People often ask when I’m going to run a Gunnas Writing Masterclass for teenagers because their special snowflake is a really keen writer and would ‘love something like this’.
I say, ‘I ran a couple of Gunnas for teenagers. I am not running another. Almost all the kids said they were only at the workshop because ‘my mum made me come’.
When people approach me gushing how ‘creative’ their child is and how they are a brilliant writer/reader/painter/musician asking what suggestions I have to encourage and support them I say ‘Ignore what they are doing and don’t mention it. If you must applaud then applaud the effort not the outcome.’
When the parents (and lets face it, it’s almost only mothers) tell me about their young writer, actor, dancer, painter it seems they are almost expecting me to be impressed or say ‘congratulations’. The conversation is so much about the parent and how the child’s behaviour reflect and brands them.
Want my advice? If there is a young person in your life who is ‘very creative’ I suggest you simply nod at their creative output say something like ‘look at you’ or ‘well done’ ask them how they feel about it and move onto something else. Ask them what computer games they are playing. I see so many adults getting a huge part of their identity through creative young people they are connected to and it’s really really destructive. It’s weird and creepy and a bit ego confusy sick really.
Get a life you ‘I’m not in a band but my friends are in a band’ parents.
These young artists start creating because they love it. It’s their own intimate world. Stay the fuck out. When their parents or other well meaning adults start gushing and making a fuss the young people stop listening to their own voice and start playing to the crowd. For the applause. For the stroking. And they lose their own voice. The only thing that kills creativity more than parents sticky nosing, branding themselves with their kids ‘creativity’ or bragging about it is schools, universities and institutions.

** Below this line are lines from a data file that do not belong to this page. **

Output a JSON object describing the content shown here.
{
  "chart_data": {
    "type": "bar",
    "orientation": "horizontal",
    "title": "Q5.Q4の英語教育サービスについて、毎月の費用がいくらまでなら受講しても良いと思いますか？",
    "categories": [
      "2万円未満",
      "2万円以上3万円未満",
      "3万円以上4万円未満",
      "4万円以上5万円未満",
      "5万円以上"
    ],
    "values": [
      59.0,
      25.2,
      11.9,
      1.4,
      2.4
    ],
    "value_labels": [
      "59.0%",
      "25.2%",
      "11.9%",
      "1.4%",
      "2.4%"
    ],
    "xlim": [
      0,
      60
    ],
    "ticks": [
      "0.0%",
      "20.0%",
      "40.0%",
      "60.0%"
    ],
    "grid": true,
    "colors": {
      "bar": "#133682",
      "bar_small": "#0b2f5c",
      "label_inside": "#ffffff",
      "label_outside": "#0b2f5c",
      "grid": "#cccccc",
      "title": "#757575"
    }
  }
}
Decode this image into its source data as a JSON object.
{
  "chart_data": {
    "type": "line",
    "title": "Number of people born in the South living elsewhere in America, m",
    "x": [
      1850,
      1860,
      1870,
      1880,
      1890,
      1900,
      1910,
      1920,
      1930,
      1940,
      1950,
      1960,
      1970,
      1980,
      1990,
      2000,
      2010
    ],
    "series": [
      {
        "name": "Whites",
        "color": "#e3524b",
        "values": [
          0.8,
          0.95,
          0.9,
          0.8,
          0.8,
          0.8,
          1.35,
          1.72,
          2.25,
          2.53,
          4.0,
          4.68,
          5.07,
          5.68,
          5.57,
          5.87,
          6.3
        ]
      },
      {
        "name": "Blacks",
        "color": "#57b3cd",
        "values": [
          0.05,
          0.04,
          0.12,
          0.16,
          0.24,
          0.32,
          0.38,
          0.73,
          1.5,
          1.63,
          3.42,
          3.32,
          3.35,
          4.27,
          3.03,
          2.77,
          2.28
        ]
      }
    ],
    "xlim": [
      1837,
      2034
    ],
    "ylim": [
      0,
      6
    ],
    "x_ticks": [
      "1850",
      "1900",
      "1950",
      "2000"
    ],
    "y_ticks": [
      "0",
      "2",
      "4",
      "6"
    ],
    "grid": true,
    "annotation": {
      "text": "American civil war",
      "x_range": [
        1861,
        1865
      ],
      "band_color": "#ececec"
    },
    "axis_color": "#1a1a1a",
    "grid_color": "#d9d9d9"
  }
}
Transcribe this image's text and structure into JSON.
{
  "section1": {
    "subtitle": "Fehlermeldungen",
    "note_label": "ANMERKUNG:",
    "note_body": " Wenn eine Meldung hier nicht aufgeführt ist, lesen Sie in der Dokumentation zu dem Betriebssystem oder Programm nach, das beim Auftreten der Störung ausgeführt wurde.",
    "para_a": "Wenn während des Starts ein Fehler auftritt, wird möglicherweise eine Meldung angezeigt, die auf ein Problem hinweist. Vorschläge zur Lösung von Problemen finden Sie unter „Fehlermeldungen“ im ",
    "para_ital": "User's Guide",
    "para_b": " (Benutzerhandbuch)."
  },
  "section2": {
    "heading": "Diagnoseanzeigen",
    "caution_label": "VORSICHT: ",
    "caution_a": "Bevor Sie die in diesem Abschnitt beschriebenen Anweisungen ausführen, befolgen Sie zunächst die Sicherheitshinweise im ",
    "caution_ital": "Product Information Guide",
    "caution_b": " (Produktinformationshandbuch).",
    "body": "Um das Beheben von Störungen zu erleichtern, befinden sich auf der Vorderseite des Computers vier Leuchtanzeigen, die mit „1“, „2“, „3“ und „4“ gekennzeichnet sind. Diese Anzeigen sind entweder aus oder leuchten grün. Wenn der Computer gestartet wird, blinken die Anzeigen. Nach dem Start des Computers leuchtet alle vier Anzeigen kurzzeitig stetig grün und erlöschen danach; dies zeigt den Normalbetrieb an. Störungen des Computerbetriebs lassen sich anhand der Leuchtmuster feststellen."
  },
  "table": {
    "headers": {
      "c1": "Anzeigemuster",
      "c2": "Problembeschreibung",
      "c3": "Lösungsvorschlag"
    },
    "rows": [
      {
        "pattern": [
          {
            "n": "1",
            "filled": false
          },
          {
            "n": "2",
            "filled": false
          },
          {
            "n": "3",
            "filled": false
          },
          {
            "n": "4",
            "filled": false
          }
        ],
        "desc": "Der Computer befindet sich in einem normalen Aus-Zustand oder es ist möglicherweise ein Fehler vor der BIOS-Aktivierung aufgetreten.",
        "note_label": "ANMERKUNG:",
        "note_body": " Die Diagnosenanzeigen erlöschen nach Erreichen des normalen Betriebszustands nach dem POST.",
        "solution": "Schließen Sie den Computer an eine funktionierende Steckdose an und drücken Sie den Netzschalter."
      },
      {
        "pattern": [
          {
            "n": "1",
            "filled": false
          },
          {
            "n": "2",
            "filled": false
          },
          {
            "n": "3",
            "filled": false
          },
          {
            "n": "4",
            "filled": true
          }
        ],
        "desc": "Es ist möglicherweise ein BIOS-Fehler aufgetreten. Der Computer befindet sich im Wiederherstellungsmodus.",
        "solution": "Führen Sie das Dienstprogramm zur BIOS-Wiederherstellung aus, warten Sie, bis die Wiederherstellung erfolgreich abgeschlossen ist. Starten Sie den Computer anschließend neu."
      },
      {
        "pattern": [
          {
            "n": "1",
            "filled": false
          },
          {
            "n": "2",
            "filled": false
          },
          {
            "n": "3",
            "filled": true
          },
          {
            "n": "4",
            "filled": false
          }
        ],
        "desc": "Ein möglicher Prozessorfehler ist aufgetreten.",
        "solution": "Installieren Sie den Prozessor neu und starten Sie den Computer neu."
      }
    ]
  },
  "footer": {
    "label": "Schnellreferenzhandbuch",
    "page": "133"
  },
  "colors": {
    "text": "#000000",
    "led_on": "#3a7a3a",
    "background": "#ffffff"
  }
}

Young people’s creativity is as private and personal as their sex life. Answer questions and suggest resources by all means but leave as much distance as a responsible progressive adult would from the ins and outs and the minutiae. Don’t ask don’t tell. Have it set on ‘need to know’.
‘What do I think of your picture/story/performance/dance young person? Who cares? What do YOU think?’
For fuck sake stop fetishising creativity. Creativity is a normal, healthy thing. Creativity is also is a huge part of a bunch of other teenage pursuits parents don’t seem to brag about as much, like video gaming. Creativity is also a very private journey. Particularly for kids and teenagers. Let them develop at their own rate and you do some fucking work on yourself. Learn guitar, do some life drawing classes, join an improv troupe or the local theatre group and go on your own creative journey. Stop being the backseat driver of someone else’s adventure. Stop judging, pushing, advising and applauding someone else. Do it yourself.
Stop with the ‘My kid is so arty/creative/gifted’ *basking in reflected glory here*. GET A LIFE.
Just say ‘my kids like mucking around in their room a lot.’ If your kid really wants to do a creative workshop, masterclass or tuition and they find it themselves get them to pay for it in whole or in part or put it on their birthday/Christmas present wish list. Where possible get have your child to organise their transport to and from.
Then you’ll see who’d really ‘love something like this’.
The greatest burden a child must bear is the unlived life of the parents. – C.G. Jung.